If you sell a property for more than you originally paid for it, the profit is subject to either short-term or long-term capital gains. The tax rate for capital gains

is lower than standard income tax rates.

  • Short-term capital gains apply to properties owned for less than a year. The tax rate can range from 10%-37%, depending on which income bracket you’re in.
  • Long-term capital gains apply to properties owned for more than a year. Tax rates can range from 0% to 20%, depending on your income bracket.

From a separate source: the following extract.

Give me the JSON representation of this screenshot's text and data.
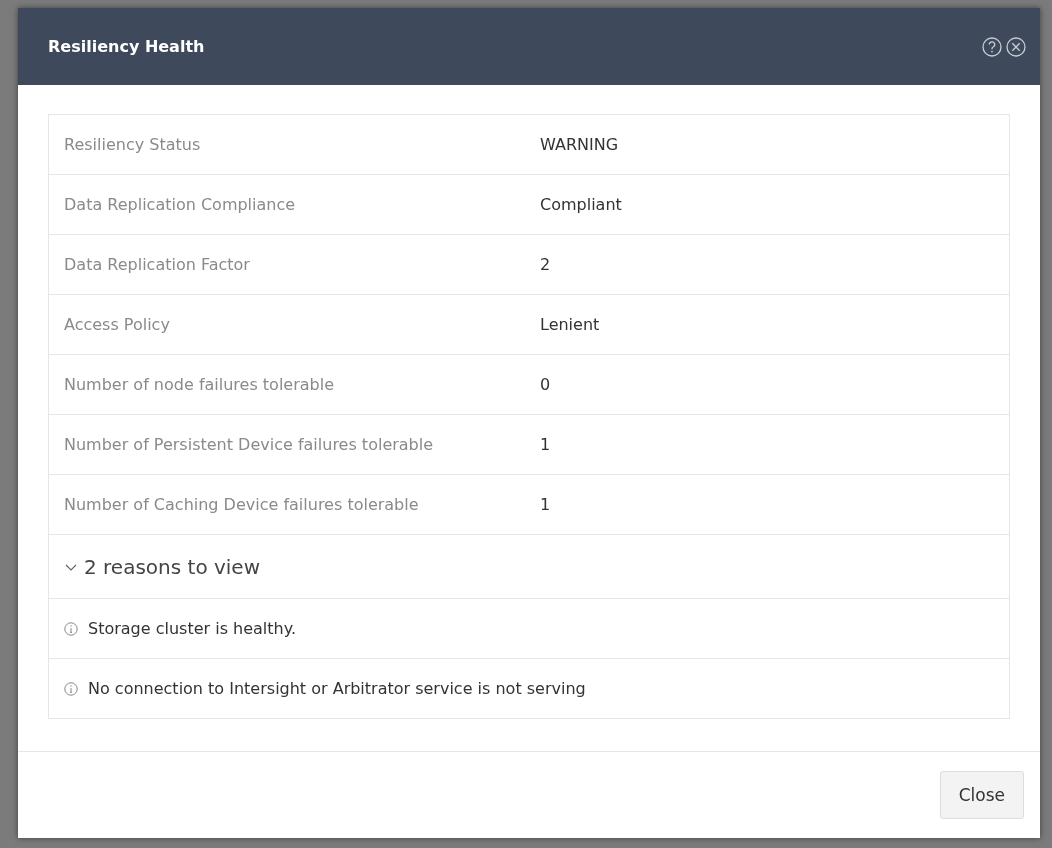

Like with depreciation recapture, there are strategies you can use to defer or avoid capital gains taxes. A common one is a 1031 Exchange. Be sure to discuss this with your accountant beforehand so they can help you get the pieces and people necessary in place to execute before it’s too late – such as after you sell your property and are left with a bigger than the expected tax bill.

4. Pass-Through Deduction

If you own a rental property, either through an entity or as a sole proprietor, your rental income may be considered qualified business income, or QBI.

With a pass-through deduction, you can deduct up to 20% of your QBI on your personal taxes. So, if your rental properties generate $25,000 in rental income, you can deduct up to $5,000 on your personal tax return. It

Other types of income from real estate investments may also qualify. For example, if you invested in a crowdfunded real estate project, income distributions may also qualify for the pass-through deduction. REIT dividends may also qualify because they may be considered QBI.

If you have a QBI loss in any given year, that loss must be carried over to the next year. That loss could reduce your deductible QBI.

Of course, these are just simple examples, and there are other rules and regulations that need to be followed. For example, to claim the pass-through deduction, your rental activity must constitute a business for tax purposes, not an investment activity. Your accountant will walk you through the process.

5. 1031 Exchange

A 1031 Exchange allows you to exchange one investment property for another property that’s similar or greater in value. Other types of asset swaps are taxable at the sale, but with a 1031 Exchange, the tax liabilities are zero or minimal. Real estate investors can use this strategy to potentially avoid depreciation recapture or capital gains.

A 1031 Exchange can be used indefinitely, but when it comes time to cash in on your profits, you will need to pay any taxes that were deferred.

Like with other real estate tax strategies, it’s best to consult with your accountant about 1031 Exchanges.

6. Opportunity Zone Funds

To encourage growth in financially distressed and rural areas of the country, a tax incentive was rolled out with the Tax Cuts and Jobs Act. This incentive allows investors to put their qualified capital gains into what they call an “opportunity zone fund.”

There are more than 9,000 areas that have now been designated as opportunity zones.

Any money that goes into the fund will be put towards improving these zones.

An opportunity zone fund allows you to defer or eliminate your capital gains, depending on how long you hold onto your fund investment. If you remain invested in the fund for 10+ years, you can avoid paying capital gains entirely.

7. No FICA Taxes

When you’re self-employed, you’re responsible for paying the entire 15.3% tax for Social Security and Medicare (also known as self-employment tax or FICA taxes) on your income.

However, rental income is treated differently. If you are self-employed, your rental income is exempt from Medicare and Social Security taxes, saving you money on your taxes each year.


There are many tax benefits to investing in real estate. However, to take full advantage of these benefits, it’s important to consult with an experienced and qualified accountant.